One dissimilar element is that the lying debate has been comparatively civil. I guess it makes sense that people will be more likely to come to verbal blows about torture than lying.
Otherwise, though, there have been plenty of similarities, and one of the most glaring is that although it would seem that those who believe there ought to be exceptions from the general prohibition against lying would have the burden of proving that position, the argument has tended to spin about in the other direction; that is, those who think that what Mark Shea has tagged "Lying for Jesus" is morally correct are tending to insist that the side that believes that all lying is immoral must prove that they are right.
To this end, the proponents of the idea that some sort of lying must either be "not-lying" and therefore morally acceptable or else that sometimes lying is a morally good option have created a hypothetical involving World War II, Christians hiding Jews, and Nazis at the door. The hypothetical goes like this: You answer your door to Nazis demanding to know if Jews are being hidden inside. Do you stick to moral purity, refuse to lie, and give the Jews away either by telling the Nazis where they are or by your guilty silence? Or do you lie heroically and save the day?

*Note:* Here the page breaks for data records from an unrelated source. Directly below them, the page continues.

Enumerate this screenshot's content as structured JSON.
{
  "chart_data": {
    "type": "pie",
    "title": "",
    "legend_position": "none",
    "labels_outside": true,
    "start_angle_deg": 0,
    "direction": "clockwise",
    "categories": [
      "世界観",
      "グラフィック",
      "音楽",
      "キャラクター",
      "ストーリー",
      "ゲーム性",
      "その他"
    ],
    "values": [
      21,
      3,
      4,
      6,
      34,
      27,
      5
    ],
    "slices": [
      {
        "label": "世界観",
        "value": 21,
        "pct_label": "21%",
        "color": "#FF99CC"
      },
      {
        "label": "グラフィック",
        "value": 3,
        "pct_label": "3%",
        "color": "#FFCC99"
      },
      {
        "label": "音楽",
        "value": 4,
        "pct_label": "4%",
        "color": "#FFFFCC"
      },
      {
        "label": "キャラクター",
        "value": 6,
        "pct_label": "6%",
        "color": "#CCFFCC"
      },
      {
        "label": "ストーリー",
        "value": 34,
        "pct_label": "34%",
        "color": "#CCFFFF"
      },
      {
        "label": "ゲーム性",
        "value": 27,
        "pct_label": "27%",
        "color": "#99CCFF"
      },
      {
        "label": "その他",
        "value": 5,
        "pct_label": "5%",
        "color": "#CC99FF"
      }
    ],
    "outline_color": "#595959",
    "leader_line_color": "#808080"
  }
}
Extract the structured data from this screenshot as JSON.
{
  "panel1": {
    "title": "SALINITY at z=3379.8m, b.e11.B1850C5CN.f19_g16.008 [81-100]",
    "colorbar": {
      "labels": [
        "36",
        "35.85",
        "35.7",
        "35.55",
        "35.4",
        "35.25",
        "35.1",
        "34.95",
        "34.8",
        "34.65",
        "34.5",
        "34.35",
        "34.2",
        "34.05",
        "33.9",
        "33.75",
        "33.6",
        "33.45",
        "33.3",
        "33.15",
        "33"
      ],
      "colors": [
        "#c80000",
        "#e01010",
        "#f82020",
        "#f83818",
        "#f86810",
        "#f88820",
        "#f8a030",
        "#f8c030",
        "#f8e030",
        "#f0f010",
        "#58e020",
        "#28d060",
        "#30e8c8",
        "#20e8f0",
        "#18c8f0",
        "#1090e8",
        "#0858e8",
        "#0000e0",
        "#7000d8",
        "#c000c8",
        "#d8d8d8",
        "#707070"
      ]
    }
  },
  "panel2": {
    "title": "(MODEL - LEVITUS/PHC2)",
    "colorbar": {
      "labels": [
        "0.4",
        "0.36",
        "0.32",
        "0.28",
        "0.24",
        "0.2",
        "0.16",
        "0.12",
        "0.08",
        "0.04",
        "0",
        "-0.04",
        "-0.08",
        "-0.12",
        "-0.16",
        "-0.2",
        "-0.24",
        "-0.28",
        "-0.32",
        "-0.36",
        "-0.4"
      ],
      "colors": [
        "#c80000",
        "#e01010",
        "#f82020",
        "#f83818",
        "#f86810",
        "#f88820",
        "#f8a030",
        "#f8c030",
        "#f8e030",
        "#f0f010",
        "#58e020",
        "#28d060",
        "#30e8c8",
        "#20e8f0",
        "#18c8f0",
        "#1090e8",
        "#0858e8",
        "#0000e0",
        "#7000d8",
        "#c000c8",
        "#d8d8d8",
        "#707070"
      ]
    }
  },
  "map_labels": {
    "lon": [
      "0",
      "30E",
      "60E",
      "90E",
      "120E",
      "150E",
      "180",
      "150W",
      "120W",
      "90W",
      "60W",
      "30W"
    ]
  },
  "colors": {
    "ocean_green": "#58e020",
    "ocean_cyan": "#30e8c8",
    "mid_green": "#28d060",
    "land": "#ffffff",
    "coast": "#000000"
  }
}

All objections to this hypothetical are dismissed. When, for instance, I pointed out that as a redhead with a redhead's tendency to blush scarlet under duress I am, for the most part, a terrible liar, and would endanger my hypothetical Jewish friends in such a scenario more by lying than by keeping my pie-hole shut, and when others offered similar objections, we were scolded by the person raising the hypothetical for not taking the hypothetical seriously.
Now, my criticism of this particular tactic should not be taken as a criticism of all those who are discussing this issue rationally and calmly, even those who hold the position that either lying may sometimes be moral or the definition of lying needs to be amended to allow a sort of "not-lying" which looks exactly like lying but is permitted in some circumstances. The reason I criticize it is because it is a tactic that has cropped up in the torture debate, the abortion debate, the debate over the morality of the use of nuclear weapons, and now the debate over the morality of lying.

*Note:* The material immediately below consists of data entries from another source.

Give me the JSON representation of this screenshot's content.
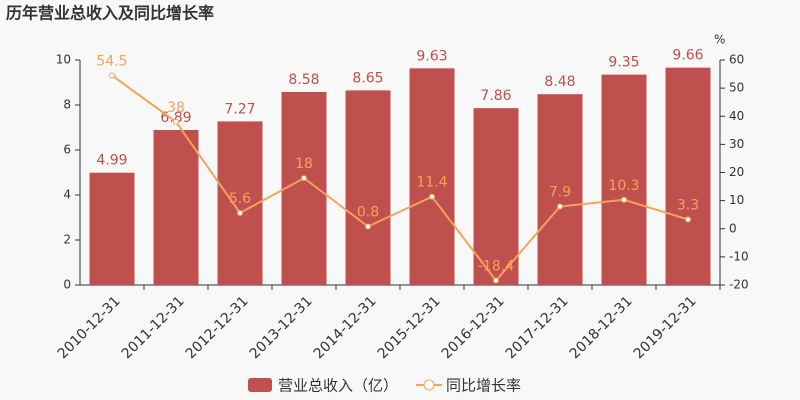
{
  "chart_data": {
    "type": "bar",
    "title": "历年营业总收入及同比增长率",
    "categories": [
      "2010-12-31",
      "2011-12-31",
      "2012-12-31",
      "2013-12-31",
      "2014-12-31",
      "2015-12-31",
      "2016-12-31",
      "2017-12-31",
      "2018-12-31",
      "2019-12-31"
    ],
    "series": [
      {
        "name": "营业总收入（亿）",
        "type": "bar",
        "color": "#c0504d",
        "values": [
          4.99,
          6.89,
          7.27,
          8.58,
          8.65,
          9.63,
          7.86,
          8.48,
          9.35,
          9.66
        ]
      },
      {
        "name": "同比增长率",
        "type": "line",
        "axis": "y2",
        "color": "#f5a35b",
        "values": [
          54.5,
          38,
          5.6,
          18,
          0.8,
          11.4,
          -18.4,
          7.9,
          10.3,
          3.3
        ]
      }
    ],
    "ylim": [
      0,
      10
    ],
    "yticks": [
      0,
      2,
      4,
      6,
      8,
      10
    ],
    "y2lim": [
      -20,
      60
    ],
    "y2ticks": [
      -20,
      -10,
      0,
      10,
      20,
      30,
      40,
      50,
      60
    ],
    "y2_label": "%"
  }
}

In the torture debate, the hypothetical was the Ticking Time Bomb--would debaters really refuse to sully their consciences with a little light torture to save the world, or a city, or at least somebody? In the abortion debate, questioners ask: would pro-lifers really let a mother die rather than abort an embryo the size of a grain of rice? In the nuclear weapons debate, the question is: would you really have condemned all those American soldiers to die by forcing them to invade Japan rather than authorize the use of a couple of atomic weapons? And now: would you really condemn your Jewish neighbors to death rather than tell a little fib to the Nazi at the door?
And if you object that the TTB scenario isn't real, that pro-lifers care about the mother's life as well as the child's, that regardless of the what-ifs it was morally wrong to use nuclear weapons on Hiroshima and Nagasaki, and that no Nazi worth his salt was going to take the word of a nervous homeowner that no, seriously, there weren't any Jewish people within the house, your objections are brushed aside as irrelevant, with that one little word: really?

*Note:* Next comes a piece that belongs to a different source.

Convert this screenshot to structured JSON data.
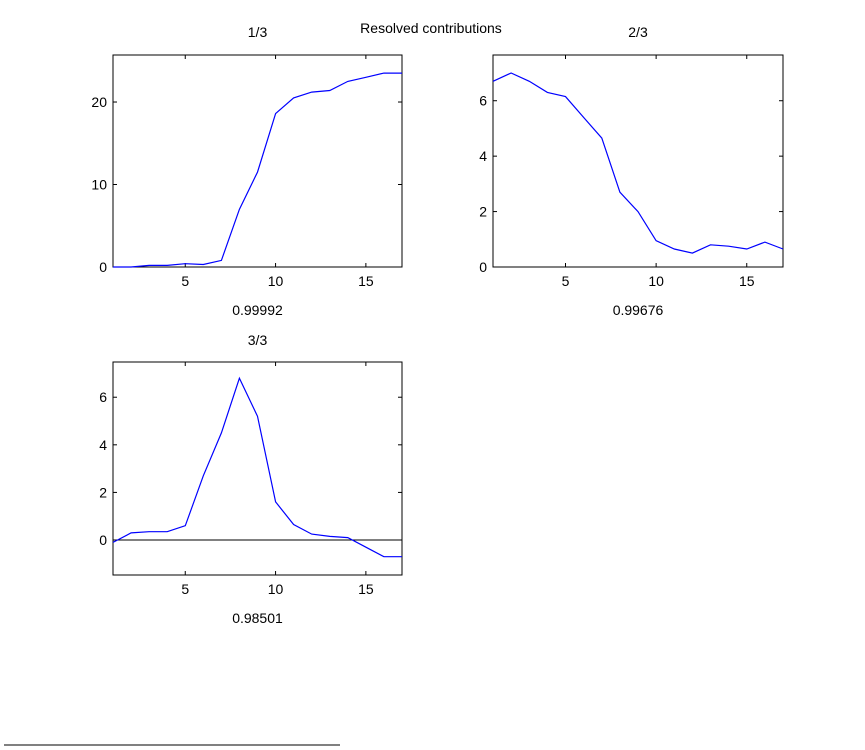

As in: Did God really say you couldn't eat any of the fruit in this Garden? Oh, just the one tree? Really? He said you'd die if you ate it? He didn't mention that you'd become like gods, knowing good and evil? Really?
We should never base our moral conduct on what we might hypothetically do in a dire, life-or death situation, because the sad truth is that most of us, perhaps all of us, would be tempted to commit sins in such situations, and might actually go on to commit those sins. But that many of us would sin is not somehow proof that the action contemplated is actually morally good; on the contrary, it is a reminder of the ubiquity of sin since the Tempter's first employment of that ironic "really?" in the Garden when he tricked our first parents into disobeying the law of God.